«Spiace rilevare come, ancora una volta, il ministro Orlando in visita nei nostri territori, ignori o finga di ignorare le concrete proposte inoltrate da Confindustria per aumentare i salari e, al tempo stesso, migliorare la competitività delle nostre imprese attraverso il taglio del cuneo fiscale per 16 miliardi da destinare per 2/3 ai lavoratori». Commenta così Pierluigi Bocchini, presidente di Confindustria Ancona le parole di Andrea Olrlando, dopo la visita del ministro oggi pomeriggio a Fabriano e Jesi a sostegno dei candidati sindaco del centro sinistra.
«Rinnovi dei contratti e salario minimo non sono materia di discussione per Confindustria. – chiarisce il presidente degli industriali – Su 5,5 milioni di lavoratori delle aziende iscritte alla nostra organizzazione, solo 242 mila sono attualmente in attesa di rinnovo di contratto nazionale ed i nostri minimi salariali sono tutti ben al di sopra del limite che il Ministro vorrebbe introdurre».
«Il Ministro parla di strali lanciati da Confindustria, che invece, dallo scorso dicembre non fa altro che porre la questione della dinamica salariale cercando dal ministro risposte che non arrivano. – aggiunge Pierluigi Bocchini – Le nostre imprese sono in forte difficoltà dovuta principalmente ai rincari delle materie prime e dell’energia dopo 2 anni di pandemia. Ora si aggiunge l’incertezza legata all’invasione russa dell’Ucraina ed alle attese di rialzi dei tassi di interesse.

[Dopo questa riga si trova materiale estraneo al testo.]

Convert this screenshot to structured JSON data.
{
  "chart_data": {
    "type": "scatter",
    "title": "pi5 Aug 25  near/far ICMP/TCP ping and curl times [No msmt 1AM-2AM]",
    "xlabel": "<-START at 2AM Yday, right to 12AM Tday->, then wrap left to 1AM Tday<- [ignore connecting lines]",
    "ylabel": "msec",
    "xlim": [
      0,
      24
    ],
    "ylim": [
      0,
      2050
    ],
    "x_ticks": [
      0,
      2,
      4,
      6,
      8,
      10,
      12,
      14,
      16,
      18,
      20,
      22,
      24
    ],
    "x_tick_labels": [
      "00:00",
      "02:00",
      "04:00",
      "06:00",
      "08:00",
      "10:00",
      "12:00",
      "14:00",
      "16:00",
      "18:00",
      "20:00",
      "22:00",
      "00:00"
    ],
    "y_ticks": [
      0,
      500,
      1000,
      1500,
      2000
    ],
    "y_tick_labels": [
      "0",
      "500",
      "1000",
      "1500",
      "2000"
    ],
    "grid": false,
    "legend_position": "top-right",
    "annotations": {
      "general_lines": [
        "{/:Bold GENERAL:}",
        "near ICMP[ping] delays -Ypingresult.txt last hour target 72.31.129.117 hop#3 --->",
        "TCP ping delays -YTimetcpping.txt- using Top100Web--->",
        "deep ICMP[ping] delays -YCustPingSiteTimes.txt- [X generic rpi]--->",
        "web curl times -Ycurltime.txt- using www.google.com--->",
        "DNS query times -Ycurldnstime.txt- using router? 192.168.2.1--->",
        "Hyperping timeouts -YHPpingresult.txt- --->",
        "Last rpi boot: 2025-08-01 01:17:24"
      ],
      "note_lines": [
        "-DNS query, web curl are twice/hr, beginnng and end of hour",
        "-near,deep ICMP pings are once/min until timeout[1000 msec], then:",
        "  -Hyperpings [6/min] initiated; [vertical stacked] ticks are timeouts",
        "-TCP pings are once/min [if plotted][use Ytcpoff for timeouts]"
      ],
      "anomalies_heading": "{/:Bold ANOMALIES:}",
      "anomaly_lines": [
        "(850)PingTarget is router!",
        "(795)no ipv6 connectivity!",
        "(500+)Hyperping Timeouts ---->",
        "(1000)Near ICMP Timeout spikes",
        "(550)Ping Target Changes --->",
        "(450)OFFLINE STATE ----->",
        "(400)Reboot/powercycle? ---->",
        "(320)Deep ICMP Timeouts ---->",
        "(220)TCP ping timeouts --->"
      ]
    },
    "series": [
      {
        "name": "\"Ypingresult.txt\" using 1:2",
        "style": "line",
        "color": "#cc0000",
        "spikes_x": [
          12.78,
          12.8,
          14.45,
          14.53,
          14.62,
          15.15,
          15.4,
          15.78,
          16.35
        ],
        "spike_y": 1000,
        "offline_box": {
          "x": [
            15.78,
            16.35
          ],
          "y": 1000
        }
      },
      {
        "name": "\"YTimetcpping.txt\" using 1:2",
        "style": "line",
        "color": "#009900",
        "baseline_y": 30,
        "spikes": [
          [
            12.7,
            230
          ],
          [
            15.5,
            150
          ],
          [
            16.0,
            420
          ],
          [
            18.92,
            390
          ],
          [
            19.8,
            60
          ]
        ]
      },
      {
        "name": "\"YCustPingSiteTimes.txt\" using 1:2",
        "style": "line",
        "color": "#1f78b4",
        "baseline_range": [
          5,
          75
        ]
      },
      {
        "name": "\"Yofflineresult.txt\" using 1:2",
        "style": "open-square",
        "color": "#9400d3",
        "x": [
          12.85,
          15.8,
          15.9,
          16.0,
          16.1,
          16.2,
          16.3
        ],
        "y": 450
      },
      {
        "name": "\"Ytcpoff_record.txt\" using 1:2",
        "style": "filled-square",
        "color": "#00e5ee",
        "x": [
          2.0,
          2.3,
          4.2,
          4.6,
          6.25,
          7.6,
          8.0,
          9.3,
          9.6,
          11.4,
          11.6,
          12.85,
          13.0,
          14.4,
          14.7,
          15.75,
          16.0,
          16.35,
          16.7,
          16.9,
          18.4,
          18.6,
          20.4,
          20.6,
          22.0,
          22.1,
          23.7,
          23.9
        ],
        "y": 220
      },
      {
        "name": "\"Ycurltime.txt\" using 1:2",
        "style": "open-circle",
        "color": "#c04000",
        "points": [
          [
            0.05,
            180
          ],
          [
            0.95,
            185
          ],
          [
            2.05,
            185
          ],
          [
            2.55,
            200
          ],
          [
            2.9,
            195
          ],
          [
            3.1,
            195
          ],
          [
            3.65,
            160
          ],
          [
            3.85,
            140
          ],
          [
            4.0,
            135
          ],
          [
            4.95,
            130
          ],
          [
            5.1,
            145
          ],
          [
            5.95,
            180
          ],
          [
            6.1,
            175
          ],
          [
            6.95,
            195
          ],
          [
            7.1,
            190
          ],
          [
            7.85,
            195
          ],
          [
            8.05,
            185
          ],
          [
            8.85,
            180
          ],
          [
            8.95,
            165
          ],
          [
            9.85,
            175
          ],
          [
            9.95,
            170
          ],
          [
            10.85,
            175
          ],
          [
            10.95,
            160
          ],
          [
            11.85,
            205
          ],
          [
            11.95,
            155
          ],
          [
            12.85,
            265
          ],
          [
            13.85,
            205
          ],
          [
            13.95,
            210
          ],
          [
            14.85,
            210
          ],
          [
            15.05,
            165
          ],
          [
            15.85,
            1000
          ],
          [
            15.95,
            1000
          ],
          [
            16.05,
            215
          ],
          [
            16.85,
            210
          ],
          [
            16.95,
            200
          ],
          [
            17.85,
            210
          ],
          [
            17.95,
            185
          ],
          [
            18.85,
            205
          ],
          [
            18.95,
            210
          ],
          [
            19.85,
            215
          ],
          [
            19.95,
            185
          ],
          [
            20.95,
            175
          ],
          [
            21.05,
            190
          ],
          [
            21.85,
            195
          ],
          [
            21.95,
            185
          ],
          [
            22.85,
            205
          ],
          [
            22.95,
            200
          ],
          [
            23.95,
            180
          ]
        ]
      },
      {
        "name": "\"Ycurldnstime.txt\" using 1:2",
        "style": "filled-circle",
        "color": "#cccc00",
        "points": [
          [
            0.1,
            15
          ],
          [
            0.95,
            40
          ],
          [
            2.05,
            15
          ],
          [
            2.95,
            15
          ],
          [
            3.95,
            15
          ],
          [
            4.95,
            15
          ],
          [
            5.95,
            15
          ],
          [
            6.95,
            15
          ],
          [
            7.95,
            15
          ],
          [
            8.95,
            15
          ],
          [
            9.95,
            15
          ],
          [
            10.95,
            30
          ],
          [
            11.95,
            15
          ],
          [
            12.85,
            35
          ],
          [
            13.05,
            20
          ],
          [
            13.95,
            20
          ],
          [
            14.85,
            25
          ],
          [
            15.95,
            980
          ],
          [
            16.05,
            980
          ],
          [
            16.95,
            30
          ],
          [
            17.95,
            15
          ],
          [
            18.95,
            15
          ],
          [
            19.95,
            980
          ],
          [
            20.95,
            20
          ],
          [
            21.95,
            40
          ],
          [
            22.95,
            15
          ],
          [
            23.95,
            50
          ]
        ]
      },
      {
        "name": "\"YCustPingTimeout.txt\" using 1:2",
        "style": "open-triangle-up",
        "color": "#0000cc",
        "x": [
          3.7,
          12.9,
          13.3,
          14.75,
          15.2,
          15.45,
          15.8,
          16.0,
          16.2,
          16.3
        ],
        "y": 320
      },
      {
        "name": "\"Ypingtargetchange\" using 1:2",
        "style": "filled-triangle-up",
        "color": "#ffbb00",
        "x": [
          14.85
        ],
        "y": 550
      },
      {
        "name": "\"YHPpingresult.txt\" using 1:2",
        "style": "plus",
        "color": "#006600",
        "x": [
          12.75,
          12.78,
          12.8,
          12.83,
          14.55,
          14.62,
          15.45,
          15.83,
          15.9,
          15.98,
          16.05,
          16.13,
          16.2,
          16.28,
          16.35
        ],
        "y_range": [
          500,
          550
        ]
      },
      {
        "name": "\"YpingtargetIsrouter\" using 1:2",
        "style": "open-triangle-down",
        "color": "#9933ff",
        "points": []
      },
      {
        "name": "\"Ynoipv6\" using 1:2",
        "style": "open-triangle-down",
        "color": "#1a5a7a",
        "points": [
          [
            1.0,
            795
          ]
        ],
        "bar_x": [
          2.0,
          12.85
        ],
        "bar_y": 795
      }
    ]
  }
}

Pensare che le nostre aziende, dopo aver già assorbito nei bilanci i rincari dei materiali e dell’energia, possano ora farsi carico anche di ulteriori adeguamenti salariali, significa ignorare le grida di dolore che provengono dal nostro tessuto imprenditoriale». Amara pertanto la conclusione di Bocchini. «Ci saremmo aspettati dal Ministro qualche parola in più sulle riforme delle politiche attive sul lavoro, – chiosa – sulla riforma del reddito di cittadinanza che sempre più disincentiva il lavoratore a cercare un’occupazione, ma evidentemente la campagna elettorale in corso richiama contenuti e toni che di certo non aiutano alla soluzione dei problemi di imprese e lavoratori».